A safra 2013-2014 não se vê ameaçada apenas pelas lagartas e outras pragas já conhecidas, mas também pelo sucateamento da defesa agropecuária pelo governo federal. Desde setembro, os repasses aos órgãos estaduais dessa área estão suspensos, e vários Estados foram pressionados a devolver recursos que sobravam em caixa. Com menos recursos para fiscalização e prevenção de pragas e doenças, o País está exposto a prejuízos no campo e ao risco de sua produção agrícola e pecuária ser barrada nos principais mercados internacionais.

O Estado de S.Paulo

13 de outubro de 2013 | 02h10

Há dois anos, a Secretaria de Defesa Agropecuária repassou parte de suas atribuições aos órgãos estaduais, com a promessa de envio de recursos, mediante a assinatura de convênios.
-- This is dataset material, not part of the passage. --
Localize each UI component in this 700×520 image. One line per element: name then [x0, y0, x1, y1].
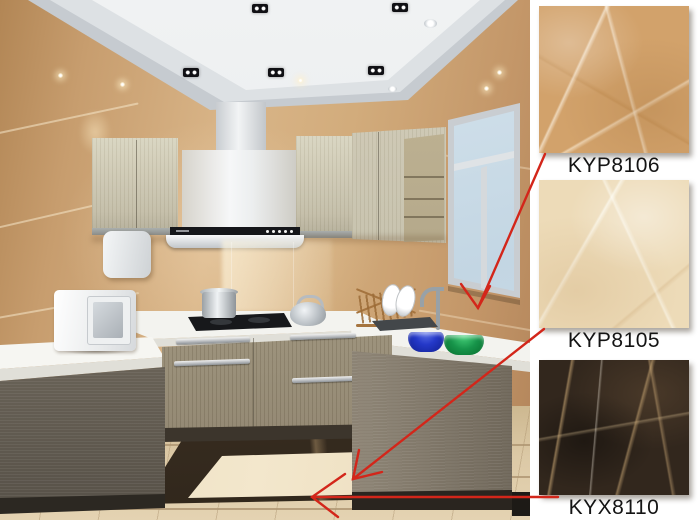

Com base no Orçamento de 2013, a secretaria teria R$ 204 milhões para suas atividades. Até o momento, não conseguiu liberar mais da metade, R$ 103 milhões, e sofre também com o contingenciamento de recursos do Ministério da Agricultura. Os Estados teriam R$ 160 milhões a receber do governo federal se os repasses não tivessem sido podados.

O Estado de Goiás, um dos maiores produtores do País, foi chamado a devolver US$ 1,3 milhão, a sobra de caixa de 2012. Perdeu ainda os repasses de R$ 28 milhões, que seriam repartidos entre 2013 e o final de 2015. "Os Estados não têm como custear sozinhos a defesa agropecuária", diz o secretário de Agricultura de Goiás, Antônio Flávio Camilo de Lima.

A Bahia teve todos os seus convênios, com duração de quatro a cinco anos, cancelados. O secretário de Agricultura, Eduardo Salles, planejava receber R$ 37 milhões para a defesa vegetal e animal em cinco anos. Segundo Adriano Riesemberg, diretor de Defesa Agropecuária do Paraná, os programas com o Ministério da Agricultura para 2014 somavam R$ 7 milhões. "Nosso orçamento está feito. É de R$ 21 milhões, e inclui os R$ 7 milhões do governo federal."

Há duas semanas, o ministro da Agricultura, Antônio Andrade, ouviu o apelo de 24 secretários estaduais em defesa dos convênios. Salles, que preside o Conselho de Secretários Estaduais de Agricultura, deixou clara a ameaça de devolução da responsabilidade pela defesa agropecuária ao governo federal, caso os convênios não sejam cumpridos. Na semana passada, o ministro disse que os recursos estão sendo liberados "na medida do possível". / D.C.M.